Assassinat d’Olivier Maniliho ou chronique d’une mort annoncée.

Par Philibert Muzima

Le compte à rebours a commencé pour mon cousin Olivier Maniliho. La semaine dernière, une réunion de hauts responsables des services rwandais des renseignements a décidé de son exécution extrajudiciaire.

Cette réunion tenue dans les appartements de la National Security Services (NSS) à Kimihurura a connu la participation du Lieutenant Général Karenzi Karake, Secretary General de la NSS ; du Général Major Jack Nziza, RDF Inspector General; du Général Dan Munyuza, Deputy Inspector de la Police Nationale; du Lt-Col Franco Rutagengwa de la J2/Army ainsi que du Col Fredy Muziraguharara, chef direct de la victime qui est d’ailleurs l’architecte de toute l’intrigue qui mène Olivier Maniliho à la mort dans un dossier d’accusations accablantes qu’il a lui-même fabriqué de toutes pièces.

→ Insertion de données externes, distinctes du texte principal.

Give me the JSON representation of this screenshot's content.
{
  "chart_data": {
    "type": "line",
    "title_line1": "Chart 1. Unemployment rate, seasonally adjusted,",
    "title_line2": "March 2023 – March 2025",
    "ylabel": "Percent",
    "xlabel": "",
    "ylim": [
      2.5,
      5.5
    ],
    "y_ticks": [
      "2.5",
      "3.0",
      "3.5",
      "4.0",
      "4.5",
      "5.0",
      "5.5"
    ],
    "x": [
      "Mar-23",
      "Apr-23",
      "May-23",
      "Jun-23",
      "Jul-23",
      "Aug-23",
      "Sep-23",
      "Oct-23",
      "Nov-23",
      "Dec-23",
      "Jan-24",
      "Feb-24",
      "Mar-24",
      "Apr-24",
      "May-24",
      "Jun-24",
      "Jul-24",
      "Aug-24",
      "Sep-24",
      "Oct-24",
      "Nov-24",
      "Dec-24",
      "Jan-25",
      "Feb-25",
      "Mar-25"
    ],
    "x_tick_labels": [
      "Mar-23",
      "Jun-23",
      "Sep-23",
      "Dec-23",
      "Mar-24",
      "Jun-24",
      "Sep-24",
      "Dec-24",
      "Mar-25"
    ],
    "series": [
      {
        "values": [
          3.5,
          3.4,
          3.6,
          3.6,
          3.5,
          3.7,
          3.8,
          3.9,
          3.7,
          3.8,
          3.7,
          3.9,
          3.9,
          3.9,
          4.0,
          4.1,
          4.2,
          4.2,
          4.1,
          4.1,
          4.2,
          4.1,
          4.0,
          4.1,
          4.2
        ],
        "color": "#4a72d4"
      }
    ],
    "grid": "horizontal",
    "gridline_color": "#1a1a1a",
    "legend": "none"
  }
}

Lors de cette réunion, le Lt-Col Rutagengwa a reçu l’ordre de tuer Olivier Maniliho. Le bourreau commis a de son côté ordonné à son subalterne, Lieutenant Pascal Nzabilinda de la Contre Espionnage (Counter Intelligence) au J2/Army de mettre en exécution l’ordre reçu d’en haut. Ce pauvre rescapé du génocide originaire de Bugesera dispose d’un délai d’une semaine pour accomplir la sale besogne qui lui incombe.

La vie de mon cousin Olivier Maniliho doit donc s’arrêter d’ici la fin de la semaine comme tel a été décidée par la plus haute autorité des services renseignements rwandais. Le cri de détresse de ma famille auprès du Président Paul Kagame qui a reçu pour cela deux lettres d’alarme n’aura rien donné. En toute connaissance de cause, le Président Kagame a décidé de laisser ses sbires aller de l’avant et verser le sang d’un innocent. Je crains qu’il ne soit déjà trop tard pour le Président de préserver la vie de son citoyen et fidèle employé.

La mort d’Olivier Maniliho doit peser sur la conscience de tous ceux qui ont été informés de son kidnapping mais n’ont rien fait alors qu’ils savaient pertinemment qu’aucune charge ne pesait sur lui. Le Général Karenzi Karake en a été informé au mois de mars 2014. A ce moment là, l’irrémédiable pouvait être évité, mais il s’est limité à lire le rapport mensonger d’un Muziraguharara obnubilé par la soif du sang d’un innocent.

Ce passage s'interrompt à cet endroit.